Kisah Karomah Nyai Ceddir Sufi Perempuan dari Madura
Buah memang jatuh tak jauh dari pohonnya. Pencapaian juga tidak melihat dan didominasi jenis kelamin tertentu.
Ketika Sang Kuasa memilih hambaNya yang dikehendaki, maka jadilah. Bahkan seorang isteri juga bisa mendahului pencapaian sang suami. Seperti dalam konteks penghambaan yang paripurna dalam kisah di edisi kali ini.
Nyai Ceddir, nama seorang tokoh dalam rangkaian genealogi dinasti terakhir keraton Sumenep. Seorang tokoh perempuan di kawasan Len Tengnga alias Lenteng, yang kini menjadi salah satu nama kecamatan di Kabupaten Sumenep.
Nyai Ceddir seorang tokoh sufi perempuan, putri ulama besar Sumenep bernama Kiai Khatib Paddusan. Sekaligus cucu seorang ulama besar dan waliyullah besar bernama Pangeran Katandur.
Jika ditarik ke atas lagi, kakeknya, Pangeran Katandur adalah cucu Kangjeng Suhunan Kudus, salah satu tokoh Wali Sanga.
Isteri Salihah dan Penyabar
Nyai Ceddir dalam catatan silsilah keraton Sumenep, khususnya dinasti terakhir (1750-1929), disebut sebagai putri tertua Kiai Khatib Paddusan. Saudara mudanya, yaitu Kiai Ali alias Kiai Barangbang, merupakan peletak dasar ilmu tasauf di Madura Timur.
Nyai Ceddir menikah dengan Kiai Abdullah alias Kiai Tengnga. Nasab keduanya bertemu di Pangeran Katandur. Ibu Kiai Tengnga bernama Nyai Berrek, yaitu putri Kiai Khatib Pranggan. Kiai Pranggan ini saudara Kiai Khatib Paddusan. Keduanya sama-sama putra Pangeran Katandur.

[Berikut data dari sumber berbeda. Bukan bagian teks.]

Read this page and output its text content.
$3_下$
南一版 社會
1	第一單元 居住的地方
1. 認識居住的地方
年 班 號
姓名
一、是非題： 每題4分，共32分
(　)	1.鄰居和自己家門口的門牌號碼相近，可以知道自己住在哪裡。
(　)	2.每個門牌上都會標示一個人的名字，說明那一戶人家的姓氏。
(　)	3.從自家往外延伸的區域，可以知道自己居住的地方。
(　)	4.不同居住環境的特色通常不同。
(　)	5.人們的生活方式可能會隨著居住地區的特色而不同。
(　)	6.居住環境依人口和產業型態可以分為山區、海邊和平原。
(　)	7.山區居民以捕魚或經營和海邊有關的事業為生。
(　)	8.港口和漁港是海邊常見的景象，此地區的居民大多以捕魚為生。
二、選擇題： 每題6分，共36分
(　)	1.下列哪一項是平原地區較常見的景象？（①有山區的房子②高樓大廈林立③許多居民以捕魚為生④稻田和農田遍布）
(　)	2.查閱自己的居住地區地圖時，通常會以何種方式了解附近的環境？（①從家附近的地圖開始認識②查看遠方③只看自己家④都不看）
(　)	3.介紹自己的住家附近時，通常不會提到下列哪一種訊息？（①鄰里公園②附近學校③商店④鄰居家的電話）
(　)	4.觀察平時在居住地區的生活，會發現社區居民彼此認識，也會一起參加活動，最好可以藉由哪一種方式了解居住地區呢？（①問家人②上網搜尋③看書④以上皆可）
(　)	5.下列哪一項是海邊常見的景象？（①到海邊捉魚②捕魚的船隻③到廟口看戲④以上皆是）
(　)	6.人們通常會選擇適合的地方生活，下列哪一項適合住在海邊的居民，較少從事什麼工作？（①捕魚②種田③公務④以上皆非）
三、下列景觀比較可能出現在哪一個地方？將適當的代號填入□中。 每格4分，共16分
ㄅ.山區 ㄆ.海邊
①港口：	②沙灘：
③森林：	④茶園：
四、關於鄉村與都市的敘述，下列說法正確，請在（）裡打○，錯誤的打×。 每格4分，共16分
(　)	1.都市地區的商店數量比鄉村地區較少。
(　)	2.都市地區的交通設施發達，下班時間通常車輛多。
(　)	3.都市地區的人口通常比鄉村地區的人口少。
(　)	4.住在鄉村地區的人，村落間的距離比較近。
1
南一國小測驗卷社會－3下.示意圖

Jika demikian, hubungan nasab Nyai Ceddir dan suaminya, cukup dekat. Nyai Ceddir masih saudara sepupu Nyai Berrek, ibu Kiai Tengnga.
Meski secara nasab lebih tinggi, namun Nyai Ceddir dikenal sebagai isteri yang taat dan sangat menghormati suaminya.
Dalam riwayat tutur, Nyai Ceddir juga dikenal sebagai isteri yang sangat sabar, khususnya dalam menghadapi karakter dan sifat sang suami.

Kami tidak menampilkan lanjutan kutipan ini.